Die vorgestellten Beiträge haben überwiegend den Charakter von auf die Geschichte bezogenen Werkstattberichten. Anders als die Reformatoren und anders als die großen Theoretiker des Protestantismus der nachkantischen Zeit haben nur wenige der Theologen des 18. Jh.s im Ergebnis Bleibendes geschaffen. Ihr Verdienst liegt darin, in immer erneuten und teilweise tastenden Bemühungen Denkwege für die Erarbeitung einer unter den Bedingungen des neuzeitlichen Wahrheitsbewusstseins erkenntnistheoretisch konsistenten Theologie aufgezeigt zu haben, was die grundlegende hermeneutische Vorgehensweise der Trennung von Glaube – persönlichem sich Getragenwissen von Gott – und Theologie – auf in­tersubjektive Verständigung und insofern auf symbolisch vermittelte Objektivität zielender wissenschaftlicher Kommunikation – einschließt.

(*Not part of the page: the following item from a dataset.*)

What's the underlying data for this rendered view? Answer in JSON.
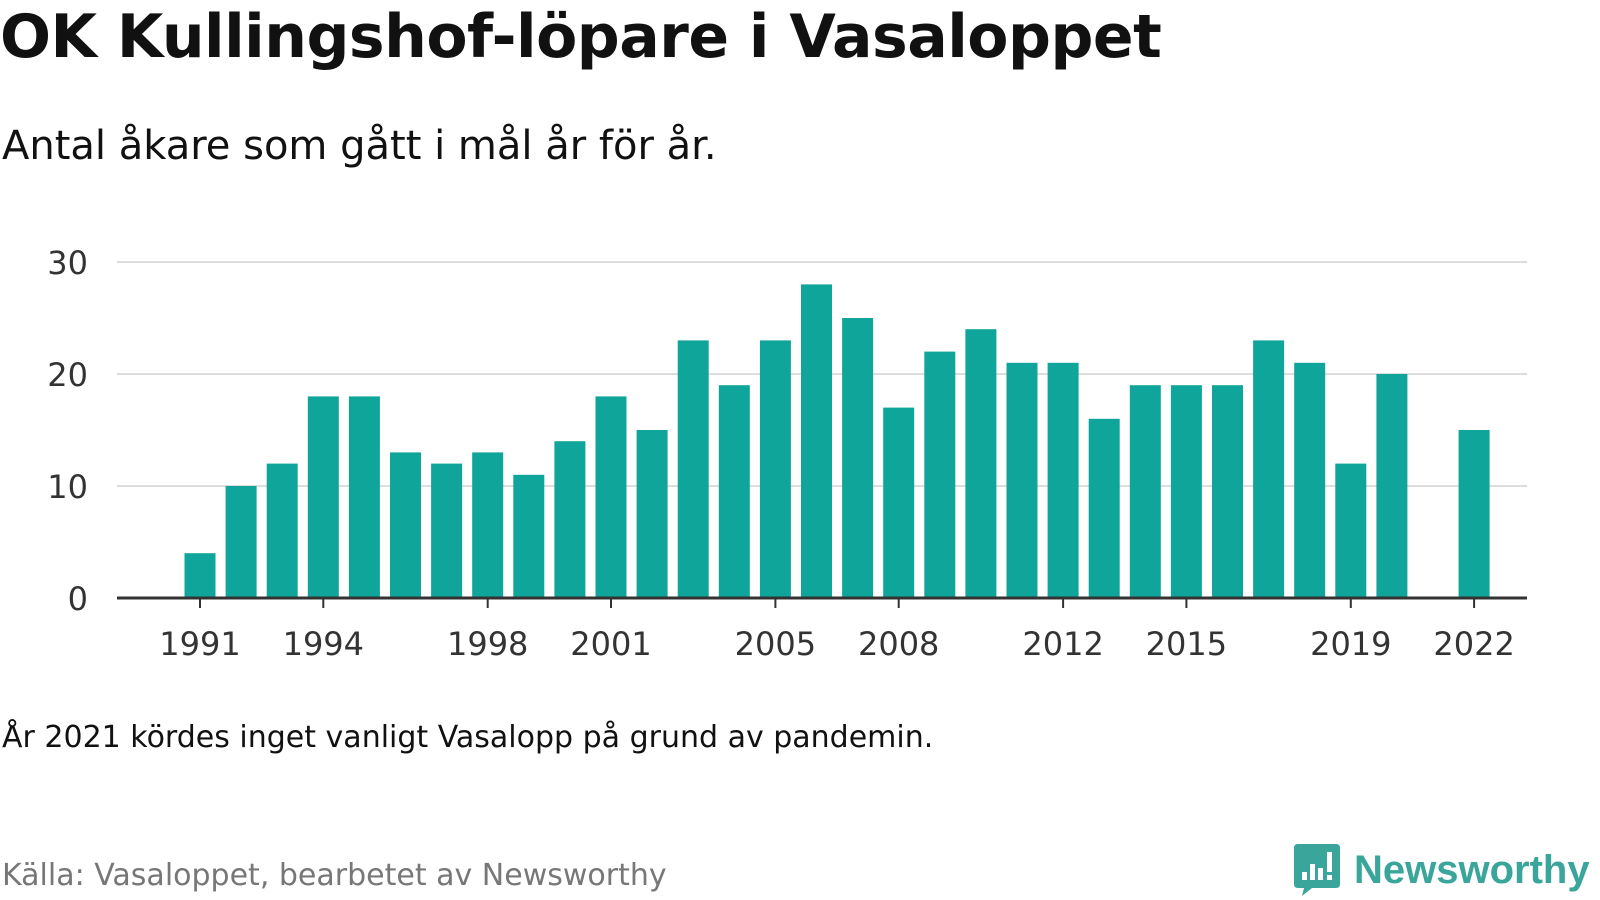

Zwar haben manche Aufklärungstheologen versucht, beide Bereiche einander möglichst eng zuzuordnen (vgl. den Beitrag von Th. Kuhn über die literarische Kategorie der Popularität, 161–171), das setzt jedoch Differenzbewusstsein voraus. Die gegenwärtig im kirchlichen (insbesondere ökumenischen) Diskurs beliebte Gleichsetzung von »theologisch« mit der Aufbietung von Bibelzitaten und Belegen aus symbolischen Texten des 16. Jh.s wäre jedenfalls keinem der Theologen, über die unser Band berichtet, als Argumentationsstrategie geeignet erschienen (vgl. in diesem Zusam­menhang die Überlegungen von G. Schneider-Ludorff zur aufgeklärten Luther-Aneignung, 205–215). Sie kam demgegenüber vor im Rahmen der gegen Protestantismus und Aufklärung gleichermaßen gerichteten römisch-katholischen Kontroverstheologie und -predigt (über diese anhand eines exemplarischen Beispiels Chr. Spehr, 237–250).
Dass die Theologie immer neue Wege gehen muss, nicht um den Glauben zu verändern (gar zu »verbessern«), sondern um ihm im Bedingungsgefüge der Zeit ein Artikulations- und Reflexionsmedium zur Verfügung zu stellen, gehört zu ihren Grundaufgaben. Der hier besprochene, alles in allem hervorragende Aufsatzband kann daran erinnern. Man möchte ihm – in diesem Sinne – möglichst viele Leser wünschen.